If you have 4 pencils and I ate 7 apples, how many pancakes will fit on the roof?
Purple, because aliens don't wear hats.
Is this the way how you see maths? Then you probably won't crack up while being told a maths joke. But are there really some funny ones? Even for non-mathematicians?
Yes they are - I've done the research for you - prepare to laugh =) (At least a bit.)
Unrivalled number one:
John has 32 candy bars. Then he eats 18 candy bars.
What does John have now?
Cavities. John has cavities.
This also a way how to explain what's maths:
Maths: the only place where people buy 60 watermelons and no one wonders why.
Another special maths problem:
Think of a number between 0 and 10. Add 32 to it. Multiply the sum by 2 and then subtract 1.
Now close your eyes.
It's dark, isn't it?
(Don't) try this with your teacher:
"Find x."
"Why? Do I look like a pirate searching for a hidden treasure?"

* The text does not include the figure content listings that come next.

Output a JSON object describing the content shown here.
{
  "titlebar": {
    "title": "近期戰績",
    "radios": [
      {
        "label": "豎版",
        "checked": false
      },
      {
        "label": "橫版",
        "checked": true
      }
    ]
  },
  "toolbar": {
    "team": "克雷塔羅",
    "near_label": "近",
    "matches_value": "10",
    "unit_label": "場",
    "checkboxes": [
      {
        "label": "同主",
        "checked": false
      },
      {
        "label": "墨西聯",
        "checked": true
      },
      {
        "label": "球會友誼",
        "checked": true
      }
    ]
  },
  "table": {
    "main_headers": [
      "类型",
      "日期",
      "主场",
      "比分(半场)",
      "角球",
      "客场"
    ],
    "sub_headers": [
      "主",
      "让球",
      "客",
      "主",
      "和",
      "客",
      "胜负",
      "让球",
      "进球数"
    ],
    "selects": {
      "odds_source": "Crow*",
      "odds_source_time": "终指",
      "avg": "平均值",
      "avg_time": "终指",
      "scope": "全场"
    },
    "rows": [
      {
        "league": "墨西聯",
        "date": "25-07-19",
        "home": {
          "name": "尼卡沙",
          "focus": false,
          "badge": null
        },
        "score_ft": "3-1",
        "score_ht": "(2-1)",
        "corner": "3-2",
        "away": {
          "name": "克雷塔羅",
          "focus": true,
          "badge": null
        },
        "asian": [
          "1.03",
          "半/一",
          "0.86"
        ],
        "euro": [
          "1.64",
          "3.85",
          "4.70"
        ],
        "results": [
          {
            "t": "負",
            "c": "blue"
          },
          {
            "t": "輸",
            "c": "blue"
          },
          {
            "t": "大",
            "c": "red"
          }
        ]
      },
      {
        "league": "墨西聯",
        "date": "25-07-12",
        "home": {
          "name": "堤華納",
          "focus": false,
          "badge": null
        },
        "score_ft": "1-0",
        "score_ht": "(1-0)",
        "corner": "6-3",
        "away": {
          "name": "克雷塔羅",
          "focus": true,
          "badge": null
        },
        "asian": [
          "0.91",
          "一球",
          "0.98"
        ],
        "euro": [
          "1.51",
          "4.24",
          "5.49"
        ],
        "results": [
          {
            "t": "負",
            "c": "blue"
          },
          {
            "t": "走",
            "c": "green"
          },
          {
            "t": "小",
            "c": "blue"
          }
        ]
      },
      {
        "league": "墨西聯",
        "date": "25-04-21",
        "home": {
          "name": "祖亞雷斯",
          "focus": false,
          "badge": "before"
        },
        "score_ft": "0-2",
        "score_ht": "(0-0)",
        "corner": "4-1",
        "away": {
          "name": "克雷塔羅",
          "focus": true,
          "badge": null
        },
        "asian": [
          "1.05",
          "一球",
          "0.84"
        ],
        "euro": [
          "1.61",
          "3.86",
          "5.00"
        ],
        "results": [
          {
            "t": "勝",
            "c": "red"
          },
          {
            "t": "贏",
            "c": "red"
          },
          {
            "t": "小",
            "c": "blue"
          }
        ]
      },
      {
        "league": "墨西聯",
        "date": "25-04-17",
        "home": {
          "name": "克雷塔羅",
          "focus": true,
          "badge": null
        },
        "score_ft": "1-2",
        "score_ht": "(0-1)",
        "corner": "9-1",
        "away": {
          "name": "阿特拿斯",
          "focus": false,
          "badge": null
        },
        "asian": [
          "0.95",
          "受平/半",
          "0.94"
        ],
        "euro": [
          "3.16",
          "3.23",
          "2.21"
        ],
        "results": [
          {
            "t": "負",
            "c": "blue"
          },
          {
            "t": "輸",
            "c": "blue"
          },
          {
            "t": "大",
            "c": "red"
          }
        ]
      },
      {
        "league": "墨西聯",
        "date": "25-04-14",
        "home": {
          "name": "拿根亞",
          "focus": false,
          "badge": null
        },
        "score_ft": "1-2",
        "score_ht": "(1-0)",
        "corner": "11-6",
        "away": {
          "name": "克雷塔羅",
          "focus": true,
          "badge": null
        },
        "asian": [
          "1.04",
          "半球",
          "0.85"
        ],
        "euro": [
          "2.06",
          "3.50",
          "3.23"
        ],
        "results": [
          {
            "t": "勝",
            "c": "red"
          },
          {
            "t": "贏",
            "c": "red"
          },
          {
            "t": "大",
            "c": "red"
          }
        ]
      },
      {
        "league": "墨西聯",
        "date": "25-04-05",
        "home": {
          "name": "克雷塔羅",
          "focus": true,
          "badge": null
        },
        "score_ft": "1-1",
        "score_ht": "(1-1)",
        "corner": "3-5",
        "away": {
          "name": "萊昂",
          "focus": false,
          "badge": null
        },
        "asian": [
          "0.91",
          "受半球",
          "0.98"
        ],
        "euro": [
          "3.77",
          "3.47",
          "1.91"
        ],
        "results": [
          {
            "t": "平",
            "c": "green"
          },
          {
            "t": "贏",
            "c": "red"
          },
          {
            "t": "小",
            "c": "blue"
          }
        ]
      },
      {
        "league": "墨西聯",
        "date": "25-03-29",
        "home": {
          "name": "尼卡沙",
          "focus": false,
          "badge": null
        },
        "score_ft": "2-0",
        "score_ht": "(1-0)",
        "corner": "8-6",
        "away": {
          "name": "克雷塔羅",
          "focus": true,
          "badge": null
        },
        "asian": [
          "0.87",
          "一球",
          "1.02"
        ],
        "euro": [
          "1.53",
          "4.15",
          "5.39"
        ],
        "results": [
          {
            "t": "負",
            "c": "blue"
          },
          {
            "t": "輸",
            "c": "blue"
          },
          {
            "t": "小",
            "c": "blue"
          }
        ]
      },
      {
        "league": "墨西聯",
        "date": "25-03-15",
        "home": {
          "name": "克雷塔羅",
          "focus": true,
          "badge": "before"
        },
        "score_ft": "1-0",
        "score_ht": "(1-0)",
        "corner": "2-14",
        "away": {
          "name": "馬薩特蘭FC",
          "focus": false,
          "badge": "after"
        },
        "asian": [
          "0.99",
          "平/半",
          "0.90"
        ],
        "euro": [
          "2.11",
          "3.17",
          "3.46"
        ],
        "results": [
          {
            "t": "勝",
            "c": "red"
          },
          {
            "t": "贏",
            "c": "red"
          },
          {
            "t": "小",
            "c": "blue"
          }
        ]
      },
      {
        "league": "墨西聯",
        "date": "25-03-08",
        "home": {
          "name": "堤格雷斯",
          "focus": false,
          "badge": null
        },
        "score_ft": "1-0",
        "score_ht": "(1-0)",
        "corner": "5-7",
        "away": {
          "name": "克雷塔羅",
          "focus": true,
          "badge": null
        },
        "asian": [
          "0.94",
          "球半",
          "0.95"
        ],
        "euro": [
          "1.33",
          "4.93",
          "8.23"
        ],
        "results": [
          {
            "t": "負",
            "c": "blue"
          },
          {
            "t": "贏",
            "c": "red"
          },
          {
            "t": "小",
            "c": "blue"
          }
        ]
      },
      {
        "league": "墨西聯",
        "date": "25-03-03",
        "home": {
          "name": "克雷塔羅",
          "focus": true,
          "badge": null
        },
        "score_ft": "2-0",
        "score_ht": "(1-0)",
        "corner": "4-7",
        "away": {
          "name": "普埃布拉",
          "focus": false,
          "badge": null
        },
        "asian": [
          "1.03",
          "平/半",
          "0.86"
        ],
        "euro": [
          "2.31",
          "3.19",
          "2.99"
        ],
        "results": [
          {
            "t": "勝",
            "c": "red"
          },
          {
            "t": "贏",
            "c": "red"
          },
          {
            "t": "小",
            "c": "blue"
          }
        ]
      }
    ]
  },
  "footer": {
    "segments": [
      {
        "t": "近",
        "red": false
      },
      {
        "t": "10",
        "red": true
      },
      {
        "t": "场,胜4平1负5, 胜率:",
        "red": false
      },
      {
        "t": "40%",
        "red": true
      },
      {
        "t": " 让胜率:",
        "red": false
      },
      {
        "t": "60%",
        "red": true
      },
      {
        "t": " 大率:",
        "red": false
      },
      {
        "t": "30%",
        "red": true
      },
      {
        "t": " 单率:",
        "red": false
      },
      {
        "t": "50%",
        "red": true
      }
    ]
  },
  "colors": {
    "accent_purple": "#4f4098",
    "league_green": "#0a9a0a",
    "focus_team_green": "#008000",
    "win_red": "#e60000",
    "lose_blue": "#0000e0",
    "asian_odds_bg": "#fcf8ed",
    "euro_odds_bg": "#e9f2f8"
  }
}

But if you're still fighting that bloody x, just make yourself clear:
Dear maths, I'm sick and tired of finding your "x". Just accept the fact that it's gone. Move on, dude.
Romans nailed that anyway thousands of years ago:
Romans didn't find algebra very challenging because x was always 10.
Still didn't find any of them funny? If not, I don't blame you, because 5 out of 4 people have a problem understanding jokes about maths =))
So forget x for a while and enjoy the rest of the day.